Revisiting the black shale depositional enigma: Transport processes and contrasting sediment sources in a heterolithic basin fill – Bowland Basin, England

Factors that control the accumulation of organic-rich shales are keenly debated and include basin redox variations, sediment provenance and diverse depositional processes. The relative importance of hemipelagic settling versus sediment gravity flows has been especially contentious in recent years. This study examines the Bowland Shale, a thick succession of organic-rich mudrock with subsidiary facies, from the late Mississippian Bowland Basin of northern England that records a broad range of depositional processes. Interbedded amongst the mudrocks are several elongate, calciturbidite fans ca 10 km in length, sourced from a small carbonate platform to the south-east of the basin, whilst a turbidite body of siliciclastic sand entered the basin from the east. An intrabasinal high in the north-west of the basin deflected the progradation of the turbidite sandstones and was likely also responsible for the reflection of the carbonate-carrying sediment gravity flows generating combined flow structures in the calciturbidite fans.
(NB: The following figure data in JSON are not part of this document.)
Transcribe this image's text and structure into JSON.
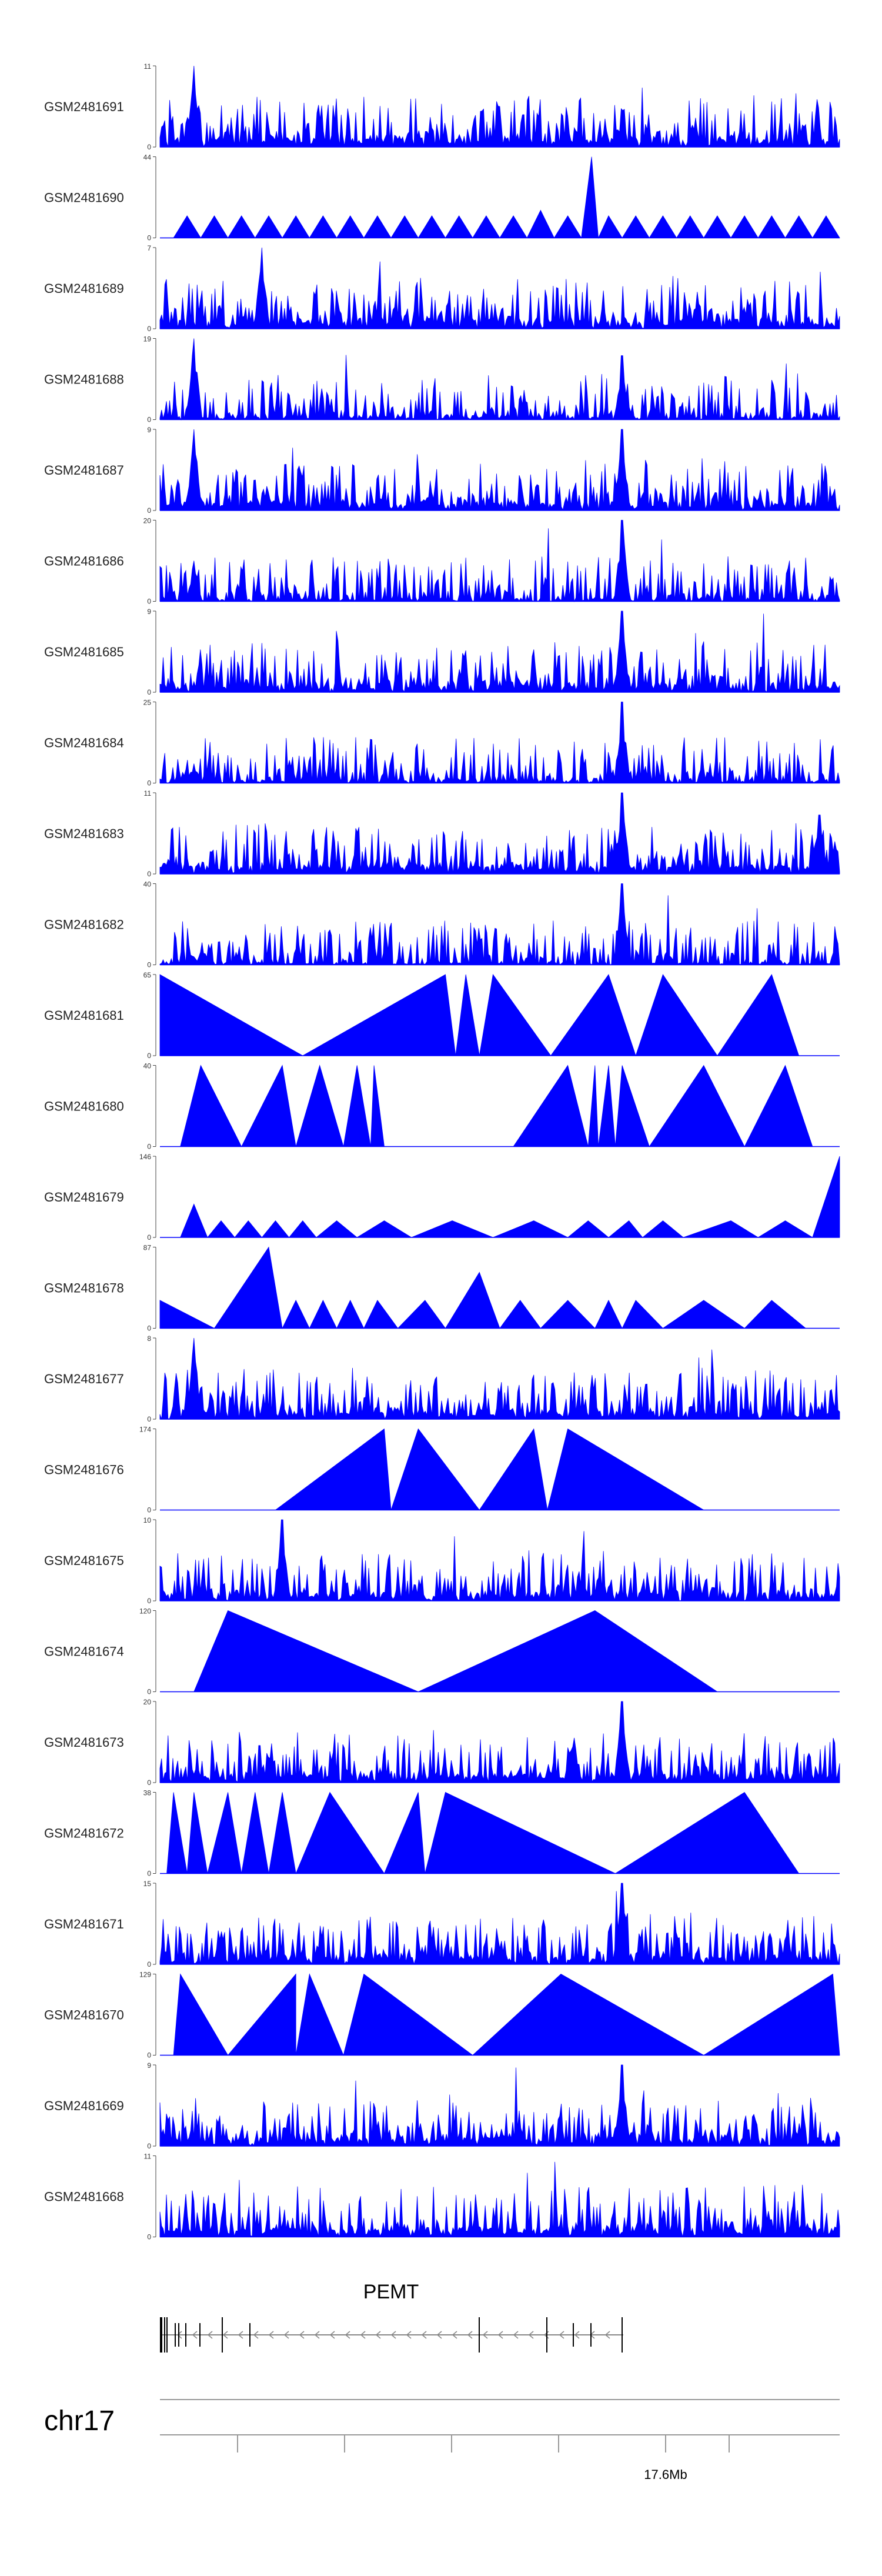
{
  "colors": {
    "signal": "#0000ff",
    "axis": "#444444",
    "gene": "#000000",
    "arrow": "#888888"
  },
  "chart_data": {
    "type": "area",
    "chromosome": "chr17",
    "x_axis_label": "17.6Mb",
    "x_ticks": [
      1,
      2,
      3,
      4,
      5,
      6
    ],
    "gene": {
      "name": "PEMT",
      "strand": "-"
    },
    "tracks": [
      {
        "name": "GSM2481691",
        "ymax": 11,
        "style": "dense",
        "peaks": [
          [
            0.05,
            11
          ]
        ],
        "seed": 1
      },
      {
        "name": "GSM2481690",
        "ymax": 44,
        "style": "tri",
        "points": [
          [
            0.02,
            0
          ],
          [
            0.04,
            12
          ],
          [
            0.06,
            0
          ],
          [
            0.08,
            12
          ],
          [
            0.1,
            0
          ],
          [
            0.12,
            12
          ],
          [
            0.14,
            0
          ],
          [
            0.16,
            12
          ],
          [
            0.18,
            0
          ],
          [
            0.2,
            12
          ],
          [
            0.22,
            0
          ],
          [
            0.24,
            12
          ],
          [
            0.26,
            0
          ],
          [
            0.28,
            12
          ],
          [
            0.3,
            0
          ],
          [
            0.32,
            12
          ],
          [
            0.34,
            0
          ],
          [
            0.36,
            12
          ],
          [
            0.38,
            0
          ],
          [
            0.4,
            12
          ],
          [
            0.42,
            0
          ],
          [
            0.44,
            12
          ],
          [
            0.46,
            0
          ],
          [
            0.48,
            12
          ],
          [
            0.5,
            0
          ],
          [
            0.52,
            12
          ],
          [
            0.54,
            0
          ],
          [
            0.56,
            15
          ],
          [
            0.58,
            0
          ],
          [
            0.6,
            12
          ],
          [
            0.62,
            0
          ],
          [
            0.635,
            44
          ],
          [
            0.645,
            0
          ],
          [
            0.66,
            12
          ],
          [
            0.68,
            0
          ],
          [
            0.7,
            12
          ],
          [
            0.72,
            0
          ],
          [
            0.74,
            12
          ],
          [
            0.76,
            0
          ],
          [
            0.78,
            12
          ],
          [
            0.8,
            0
          ],
          [
            0.82,
            12
          ],
          [
            0.84,
            0
          ],
          [
            0.86,
            12
          ],
          [
            0.88,
            0
          ],
          [
            0.9,
            12
          ],
          [
            0.92,
            0
          ],
          [
            0.94,
            12
          ],
          [
            0.96,
            0
          ],
          [
            0.98,
            12
          ],
          [
            1.0,
            0
          ]
        ],
        "seed": 2
      },
      {
        "name": "GSM2481689",
        "ymax": 7,
        "style": "dense",
        "peaks": [
          [
            0.15,
            7
          ]
        ],
        "seed": 3
      },
      {
        "name": "GSM2481688",
        "ymax": 19,
        "style": "dense",
        "peaks": [
          [
            0.05,
            19
          ],
          [
            0.68,
            15
          ]
        ],
        "base": 0.06,
        "seed": 4
      },
      {
        "name": "GSM2481687",
        "ymax": 9,
        "style": "dense",
        "peaks": [
          [
            0.05,
            9
          ],
          [
            0.68,
            9
          ]
        ],
        "seed": 5
      },
      {
        "name": "GSM2481686",
        "ymax": 20,
        "style": "dense",
        "peaks": [
          [
            0.05,
            10
          ],
          [
            0.68,
            20
          ]
        ],
        "base": 0.06,
        "seed": 6
      },
      {
        "name": "GSM2481685",
        "ymax": 9,
        "style": "dense",
        "peaks": [
          [
            0.68,
            9
          ]
        ],
        "seed": 7
      },
      {
        "name": "GSM2481684",
        "ymax": 25,
        "style": "dense",
        "peaks": [
          [
            0.05,
            6
          ],
          [
            0.68,
            25
          ]
        ],
        "base": 0.05,
        "seed": 8
      },
      {
        "name": "GSM2481683",
        "ymax": 11,
        "style": "dense",
        "peaks": [
          [
            0.68,
            11
          ],
          [
            0.97,
            8
          ]
        ],
        "seed": 9
      },
      {
        "name": "GSM2481682",
        "ymax": 40,
        "style": "dense",
        "peaks": [
          [
            0.05,
            4
          ],
          [
            0.68,
            40
          ]
        ],
        "base": 0.03,
        "seed": 10
      },
      {
        "name": "GSM2481681",
        "ymax": 65,
        "style": "tri",
        "points": [
          [
            0,
            65
          ],
          [
            0.21,
            0
          ],
          [
            0.42,
            65
          ],
          [
            0.435,
            0
          ],
          [
            0.45,
            65
          ],
          [
            0.47,
            0
          ],
          [
            0.49,
            65
          ],
          [
            0.575,
            0
          ],
          [
            0.66,
            65
          ],
          [
            0.7,
            0
          ],
          [
            0.74,
            65
          ],
          [
            0.82,
            0
          ],
          [
            0.9,
            65
          ],
          [
            0.94,
            0
          ]
        ],
        "seed": 11
      },
      {
        "name": "GSM2481680",
        "ymax": 40,
        "style": "tri",
        "points": [
          [
            0.03,
            0
          ],
          [
            0.06,
            40
          ],
          [
            0.12,
            0
          ],
          [
            0.18,
            40
          ],
          [
            0.2,
            0
          ],
          [
            0.235,
            40
          ],
          [
            0.27,
            0
          ],
          [
            0.29,
            40
          ],
          [
            0.31,
            0
          ],
          [
            0.315,
            40
          ],
          [
            0.33,
            0
          ],
          [
            0.385,
            0
          ],
          [
            0.52,
            0
          ],
          [
            0.6,
            40
          ],
          [
            0.63,
            0
          ],
          [
            0.64,
            40
          ],
          [
            0.645,
            0
          ],
          [
            0.66,
            40
          ],
          [
            0.67,
            0
          ],
          [
            0.68,
            40
          ],
          [
            0.72,
            0
          ],
          [
            0.8,
            40
          ],
          [
            0.86,
            0
          ],
          [
            0.92,
            40
          ],
          [
            0.96,
            0
          ]
        ],
        "seed": 12
      },
      {
        "name": "GSM2481679",
        "ymax": 146,
        "style": "tri",
        "points": [
          [
            0.03,
            0
          ],
          [
            0.05,
            60
          ],
          [
            0.07,
            0
          ],
          [
            0.09,
            30
          ],
          [
            0.11,
            0
          ],
          [
            0.13,
            30
          ],
          [
            0.15,
            0
          ],
          [
            0.17,
            30
          ],
          [
            0.19,
            0
          ],
          [
            0.21,
            30
          ],
          [
            0.23,
            0
          ],
          [
            0.26,
            30
          ],
          [
            0.29,
            0
          ],
          [
            0.33,
            30
          ],
          [
            0.37,
            0
          ],
          [
            0.43,
            30
          ],
          [
            0.49,
            0
          ],
          [
            0.55,
            30
          ],
          [
            0.6,
            0
          ],
          [
            0.63,
            30
          ],
          [
            0.66,
            0
          ],
          [
            0.69,
            30
          ],
          [
            0.71,
            0
          ],
          [
            0.74,
            30
          ],
          [
            0.77,
            0
          ],
          [
            0.84,
            30
          ],
          [
            0.88,
            0
          ],
          [
            0.92,
            30
          ],
          [
            0.96,
            0
          ],
          [
            1.0,
            146
          ]
        ],
        "seed": 13
      },
      {
        "name": "GSM2481678",
        "ymax": 87,
        "style": "tri",
        "points": [
          [
            0,
            30
          ],
          [
            0.08,
            0
          ],
          [
            0.16,
            87
          ],
          [
            0.18,
            0
          ],
          [
            0.2,
            30
          ],
          [
            0.22,
            0
          ],
          [
            0.24,
            30
          ],
          [
            0.26,
            0
          ],
          [
            0.28,
            30
          ],
          [
            0.3,
            0
          ],
          [
            0.32,
            30
          ],
          [
            0.35,
            0
          ],
          [
            0.39,
            30
          ],
          [
            0.42,
            0
          ],
          [
            0.47,
            60
          ],
          [
            0.5,
            0
          ],
          [
            0.53,
            30
          ],
          [
            0.56,
            0
          ],
          [
            0.6,
            30
          ],
          [
            0.64,
            0
          ],
          [
            0.66,
            30
          ],
          [
            0.68,
            0
          ],
          [
            0.7,
            30
          ],
          [
            0.74,
            0
          ],
          [
            0.8,
            30
          ],
          [
            0.86,
            0
          ],
          [
            0.9,
            30
          ],
          [
            0.95,
            0
          ]
        ],
        "seed": 14
      },
      {
        "name": "GSM2481677",
        "ymax": 8,
        "style": "dense",
        "peaks": [
          [
            0.05,
            8
          ]
        ],
        "seed": 15
      },
      {
        "name": "GSM2481676",
        "ymax": 174,
        "style": "tri",
        "points": [
          [
            0.17,
            0
          ],
          [
            0.33,
            174
          ],
          [
            0.34,
            0
          ],
          [
            0.38,
            174
          ],
          [
            0.47,
            0
          ],
          [
            0.55,
            174
          ],
          [
            0.57,
            0
          ],
          [
            0.6,
            174
          ],
          [
            0.8,
            0
          ]
        ],
        "seed": 16
      },
      {
        "name": "GSM2481675",
        "ymax": 10,
        "style": "dense",
        "peaks": [
          [
            0.18,
            10
          ]
        ],
        "seed": 17
      },
      {
        "name": "GSM2481674",
        "ymax": 120,
        "style": "tri",
        "points": [
          [
            0.05,
            0
          ],
          [
            0.1,
            120
          ],
          [
            0.38,
            0
          ],
          [
            0.64,
            120
          ],
          [
            0.82,
            0
          ]
        ],
        "seed": 18
      },
      {
        "name": "GSM2481673",
        "ymax": 20,
        "style": "dense",
        "peaks": [
          [
            0.68,
            20
          ]
        ],
        "seed": 19
      },
      {
        "name": "GSM2481672",
        "ymax": 38,
        "style": "tri",
        "points": [
          [
            0.01,
            0
          ],
          [
            0.02,
            38
          ],
          [
            0.04,
            0
          ],
          [
            0.05,
            38
          ],
          [
            0.07,
            0
          ],
          [
            0.1,
            38
          ],
          [
            0.12,
            0
          ],
          [
            0.14,
            38
          ],
          [
            0.16,
            0
          ],
          [
            0.18,
            38
          ],
          [
            0.2,
            0
          ],
          [
            0.25,
            38
          ],
          [
            0.33,
            0
          ],
          [
            0.38,
            38
          ],
          [
            0.39,
            0
          ],
          [
            0.42,
            38
          ],
          [
            0.67,
            0
          ],
          [
            0.86,
            38
          ],
          [
            0.94,
            0
          ]
        ],
        "seed": 20
      },
      {
        "name": "GSM2481671",
        "ymax": 15,
        "style": "dense",
        "peaks": [
          [
            0.68,
            15
          ]
        ],
        "seed": 21
      },
      {
        "name": "GSM2481670",
        "ymax": 129,
        "style": "tri",
        "points": [
          [
            0.02,
            0
          ],
          [
            0.03,
            129
          ],
          [
            0.1,
            0
          ],
          [
            0.2,
            129
          ],
          [
            0.2,
            0
          ],
          [
            0.22,
            129
          ],
          [
            0.27,
            0
          ],
          [
            0.3,
            129
          ],
          [
            0.46,
            0
          ],
          [
            0.59,
            129
          ],
          [
            0.8,
            0
          ],
          [
            0.99,
            129
          ],
          [
            1.0,
            0
          ]
        ],
        "seed": 22
      },
      {
        "name": "GSM2481669",
        "ymax": 9,
        "style": "dense",
        "peaks": [
          [
            0.68,
            9
          ]
        ],
        "seed": 23
      },
      {
        "name": "GSM2481668",
        "ymax": 11,
        "style": "dense",
        "peaks": [],
        "seed": 24
      }
    ]
  }
}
Abundant, fine calcareous detritus was also sourced from the south-east, forming an apron of calcareous mudstone delivered by low-strength debris flows. Interbedded amongst these diverse facies types, the Bowland Shale primarily consists of hemipelagic, organic-rich shale with a fabric consisting of compacted clay lenses (0.05–0.4 mm in width), hemipelagic components (including larval shells of bivalves, goniatites and syngenetic framboids) and organic filaments (marine snow). The lenses are interpreted to be faecal pellets formed above the redoxcline before settling to the seabed. An alternative idea, that has gained much traction in mudrock studies, is that the clay lenses are transported intraclasts and that black shales are substantially the product of deposition from traction currents sourced from adjacent basin margins. This idea is problematic because it fails to address why basinal shales have a euxinic geochemical signature rather than recording the well-oxygenated conditions of the purported source area.